How Radoslav Skubnik Cheated at Slots

Among the things that never fail to surprise casino authorities are the creative ways in which players cheat when playing games. One of the most notable of recent cases is that of Radoslav Skubnik.

In June 2016, a Singapore court sentenced Skubnik to 22 months in prison after he was found guilty for cheating at slot machines using smartphone technology. Skubnik, along with Andrei Egorov and Vladislav Logachev, was nabbed by authorities after cheating at Singapore’s Marina Bay Sands and Resorts World Sentosa casinos.

Cheating with Smartphones

According to Deputy Public Prosecutor Jordon Li, the Russian syndicate focused on slot machines produced by certain developers. The syndicate would send a team comprised of a leader known as the Master, and several Players.

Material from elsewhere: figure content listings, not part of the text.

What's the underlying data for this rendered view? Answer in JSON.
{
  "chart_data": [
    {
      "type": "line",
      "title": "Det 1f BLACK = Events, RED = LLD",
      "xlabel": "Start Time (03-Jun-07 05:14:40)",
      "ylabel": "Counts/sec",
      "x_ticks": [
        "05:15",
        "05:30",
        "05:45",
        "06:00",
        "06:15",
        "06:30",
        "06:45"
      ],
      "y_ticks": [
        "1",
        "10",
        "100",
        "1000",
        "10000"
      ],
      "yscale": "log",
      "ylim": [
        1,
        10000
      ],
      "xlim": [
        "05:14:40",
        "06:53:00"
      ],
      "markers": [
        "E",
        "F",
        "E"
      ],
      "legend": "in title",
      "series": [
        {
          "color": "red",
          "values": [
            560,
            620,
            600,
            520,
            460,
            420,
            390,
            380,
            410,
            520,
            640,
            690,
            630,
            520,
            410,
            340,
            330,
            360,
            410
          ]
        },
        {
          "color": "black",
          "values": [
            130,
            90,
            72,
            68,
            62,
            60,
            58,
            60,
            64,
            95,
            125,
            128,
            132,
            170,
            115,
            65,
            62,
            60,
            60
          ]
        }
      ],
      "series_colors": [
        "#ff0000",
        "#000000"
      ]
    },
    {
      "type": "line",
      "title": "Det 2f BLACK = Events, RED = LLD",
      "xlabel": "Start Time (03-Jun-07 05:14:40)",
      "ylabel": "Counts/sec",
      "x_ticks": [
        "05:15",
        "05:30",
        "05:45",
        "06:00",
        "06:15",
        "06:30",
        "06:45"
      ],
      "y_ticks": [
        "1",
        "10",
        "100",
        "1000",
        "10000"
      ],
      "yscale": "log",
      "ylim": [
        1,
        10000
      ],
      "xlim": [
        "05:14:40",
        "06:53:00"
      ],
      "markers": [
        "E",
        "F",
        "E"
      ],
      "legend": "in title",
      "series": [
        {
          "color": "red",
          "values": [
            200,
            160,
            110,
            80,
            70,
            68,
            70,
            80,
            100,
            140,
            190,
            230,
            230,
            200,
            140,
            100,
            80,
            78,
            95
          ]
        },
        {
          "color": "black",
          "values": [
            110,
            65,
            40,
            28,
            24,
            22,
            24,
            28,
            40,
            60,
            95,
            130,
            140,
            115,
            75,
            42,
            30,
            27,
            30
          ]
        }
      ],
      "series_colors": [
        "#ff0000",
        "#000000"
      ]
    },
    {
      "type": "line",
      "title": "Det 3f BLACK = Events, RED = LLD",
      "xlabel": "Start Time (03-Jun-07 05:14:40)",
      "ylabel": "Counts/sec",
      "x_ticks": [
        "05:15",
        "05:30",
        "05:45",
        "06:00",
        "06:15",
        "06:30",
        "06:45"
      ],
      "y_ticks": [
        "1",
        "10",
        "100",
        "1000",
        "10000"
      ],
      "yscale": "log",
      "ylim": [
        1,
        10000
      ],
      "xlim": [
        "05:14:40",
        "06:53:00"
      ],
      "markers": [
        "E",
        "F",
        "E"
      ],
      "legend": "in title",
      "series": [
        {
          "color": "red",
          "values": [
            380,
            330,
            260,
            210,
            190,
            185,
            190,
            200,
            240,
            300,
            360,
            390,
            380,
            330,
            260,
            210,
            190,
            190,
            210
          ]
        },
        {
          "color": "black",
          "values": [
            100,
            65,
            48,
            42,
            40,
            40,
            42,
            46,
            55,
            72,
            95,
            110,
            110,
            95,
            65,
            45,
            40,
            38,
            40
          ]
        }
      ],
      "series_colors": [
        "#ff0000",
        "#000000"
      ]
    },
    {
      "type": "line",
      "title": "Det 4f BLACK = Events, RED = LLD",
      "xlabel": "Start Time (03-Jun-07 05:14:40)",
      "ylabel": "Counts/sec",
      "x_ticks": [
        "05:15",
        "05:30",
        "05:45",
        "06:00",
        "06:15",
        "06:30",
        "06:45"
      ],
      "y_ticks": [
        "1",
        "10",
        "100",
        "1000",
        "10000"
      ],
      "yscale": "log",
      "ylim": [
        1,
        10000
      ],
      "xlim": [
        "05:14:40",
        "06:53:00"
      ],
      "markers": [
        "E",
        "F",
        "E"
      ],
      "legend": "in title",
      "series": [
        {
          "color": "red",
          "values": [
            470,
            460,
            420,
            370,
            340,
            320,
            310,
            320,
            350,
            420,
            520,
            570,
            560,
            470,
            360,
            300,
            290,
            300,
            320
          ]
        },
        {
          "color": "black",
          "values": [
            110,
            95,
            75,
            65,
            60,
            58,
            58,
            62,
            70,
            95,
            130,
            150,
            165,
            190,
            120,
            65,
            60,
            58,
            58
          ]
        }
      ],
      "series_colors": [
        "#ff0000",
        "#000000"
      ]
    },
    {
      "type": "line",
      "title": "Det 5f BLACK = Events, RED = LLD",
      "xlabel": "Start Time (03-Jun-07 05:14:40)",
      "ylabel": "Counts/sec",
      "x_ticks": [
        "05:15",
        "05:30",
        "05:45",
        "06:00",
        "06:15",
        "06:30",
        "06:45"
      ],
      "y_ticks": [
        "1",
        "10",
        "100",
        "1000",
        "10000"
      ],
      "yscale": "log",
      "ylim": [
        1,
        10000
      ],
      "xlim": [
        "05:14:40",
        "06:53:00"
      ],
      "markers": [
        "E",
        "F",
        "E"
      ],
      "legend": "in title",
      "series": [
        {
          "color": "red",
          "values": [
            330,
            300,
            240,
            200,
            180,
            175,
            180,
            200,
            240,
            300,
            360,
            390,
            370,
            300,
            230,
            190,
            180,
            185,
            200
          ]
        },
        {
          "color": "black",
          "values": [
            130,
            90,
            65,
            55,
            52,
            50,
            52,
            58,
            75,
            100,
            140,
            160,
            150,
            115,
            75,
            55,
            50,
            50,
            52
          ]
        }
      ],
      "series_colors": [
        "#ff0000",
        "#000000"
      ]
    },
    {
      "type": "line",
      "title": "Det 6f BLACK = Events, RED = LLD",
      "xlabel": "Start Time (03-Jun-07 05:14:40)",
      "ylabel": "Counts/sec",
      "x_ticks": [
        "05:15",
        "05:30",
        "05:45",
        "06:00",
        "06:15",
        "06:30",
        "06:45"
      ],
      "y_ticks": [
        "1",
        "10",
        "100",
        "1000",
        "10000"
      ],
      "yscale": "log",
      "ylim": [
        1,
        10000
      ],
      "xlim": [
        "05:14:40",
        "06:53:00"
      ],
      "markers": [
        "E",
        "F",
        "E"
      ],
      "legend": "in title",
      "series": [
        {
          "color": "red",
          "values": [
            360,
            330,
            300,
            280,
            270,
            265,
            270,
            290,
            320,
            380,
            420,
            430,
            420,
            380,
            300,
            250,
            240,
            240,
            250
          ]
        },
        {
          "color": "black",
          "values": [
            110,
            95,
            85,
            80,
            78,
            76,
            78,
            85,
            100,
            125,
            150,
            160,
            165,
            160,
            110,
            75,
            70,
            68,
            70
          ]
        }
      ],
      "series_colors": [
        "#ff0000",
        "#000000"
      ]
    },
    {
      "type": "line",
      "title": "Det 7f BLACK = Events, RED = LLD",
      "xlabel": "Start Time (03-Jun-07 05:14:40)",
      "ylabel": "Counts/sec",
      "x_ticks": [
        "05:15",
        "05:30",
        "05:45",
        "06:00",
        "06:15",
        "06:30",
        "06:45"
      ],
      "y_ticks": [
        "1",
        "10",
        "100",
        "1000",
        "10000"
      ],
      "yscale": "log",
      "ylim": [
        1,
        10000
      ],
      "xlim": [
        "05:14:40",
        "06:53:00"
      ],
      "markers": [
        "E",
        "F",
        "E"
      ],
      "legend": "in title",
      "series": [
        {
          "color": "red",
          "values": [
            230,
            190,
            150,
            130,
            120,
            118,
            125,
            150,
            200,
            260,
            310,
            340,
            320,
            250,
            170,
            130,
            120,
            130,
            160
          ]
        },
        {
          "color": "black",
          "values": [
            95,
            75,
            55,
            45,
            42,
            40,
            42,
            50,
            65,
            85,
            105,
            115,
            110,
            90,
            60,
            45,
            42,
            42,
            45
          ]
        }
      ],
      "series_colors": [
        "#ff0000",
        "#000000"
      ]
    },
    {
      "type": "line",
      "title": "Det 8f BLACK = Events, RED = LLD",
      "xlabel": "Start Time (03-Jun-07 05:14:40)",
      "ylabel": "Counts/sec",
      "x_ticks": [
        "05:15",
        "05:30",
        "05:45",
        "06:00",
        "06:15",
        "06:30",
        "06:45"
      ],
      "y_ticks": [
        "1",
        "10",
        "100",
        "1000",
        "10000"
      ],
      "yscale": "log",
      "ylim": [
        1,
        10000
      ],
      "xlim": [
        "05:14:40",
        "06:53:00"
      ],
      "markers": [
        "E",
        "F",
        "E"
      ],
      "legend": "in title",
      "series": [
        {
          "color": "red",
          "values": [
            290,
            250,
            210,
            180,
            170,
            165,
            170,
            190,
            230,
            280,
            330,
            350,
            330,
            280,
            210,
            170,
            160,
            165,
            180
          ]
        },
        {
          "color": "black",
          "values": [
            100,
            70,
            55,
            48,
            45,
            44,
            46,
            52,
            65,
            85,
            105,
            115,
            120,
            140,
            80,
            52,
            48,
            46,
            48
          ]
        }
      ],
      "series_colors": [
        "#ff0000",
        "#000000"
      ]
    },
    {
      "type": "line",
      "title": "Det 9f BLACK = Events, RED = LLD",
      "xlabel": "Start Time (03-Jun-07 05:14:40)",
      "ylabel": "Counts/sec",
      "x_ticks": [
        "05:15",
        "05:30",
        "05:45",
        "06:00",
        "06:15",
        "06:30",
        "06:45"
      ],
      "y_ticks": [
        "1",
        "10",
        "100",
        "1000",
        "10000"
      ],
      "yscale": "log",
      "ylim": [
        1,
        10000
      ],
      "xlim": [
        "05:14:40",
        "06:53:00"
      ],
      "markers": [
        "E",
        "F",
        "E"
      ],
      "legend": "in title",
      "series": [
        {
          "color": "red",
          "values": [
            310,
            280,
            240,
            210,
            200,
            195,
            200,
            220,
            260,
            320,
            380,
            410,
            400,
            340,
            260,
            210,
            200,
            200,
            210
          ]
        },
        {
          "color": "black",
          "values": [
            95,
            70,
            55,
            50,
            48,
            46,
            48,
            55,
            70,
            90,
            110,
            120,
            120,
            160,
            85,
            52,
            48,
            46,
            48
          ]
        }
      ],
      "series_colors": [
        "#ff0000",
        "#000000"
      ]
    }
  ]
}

The team would then use smartphones to record the screens of slots being played. The Master then sent the recorded information to a server, which would decode the play patterns and predict when next the slot would make a big payout.

The decoded data would then be sent back to the Master, who would then pass it on to the Players. The Players would then target the relevant slot machines and win.

The Players would each receive 10 per cent of the winnings, and the Master would then receive 5 per cent of what each player received. The balance would be handed over to the syndicate.

What Happened in Singapore

In April 2016, Skubnik was contacted by Logachev, and told to travel to Singapore with the smartphones.

Skubnik, Logachev, and Egorov landed in Singapore on 5 May, and promptly got to work. They travelled to Resorts World Sentosa, recorded slot machines, sent the information to the server, and received the decoded information on the same day.

That evening, Skubnik returned to the casino, and promptly won US$6402. He visited the casino again over the next two days, and won US$13 352.

However, his luck ran out on 7 May. Something went wrong, and the syndicate’s clever smartphone cheating technology failed to do what it was supposed to do. Instead of winning, Skubnik lost US$783.

The police were alerted that something was amiss, and they swooped in on Skubnik. The police managed to recover almost US$120 000 in winnings.

The cheat pleaded guilty to the three charges brought against him under the Casino Control Act.

Thankfully, the best online casino games use certified random number generators and quality software, making it virtually impossible to cheat.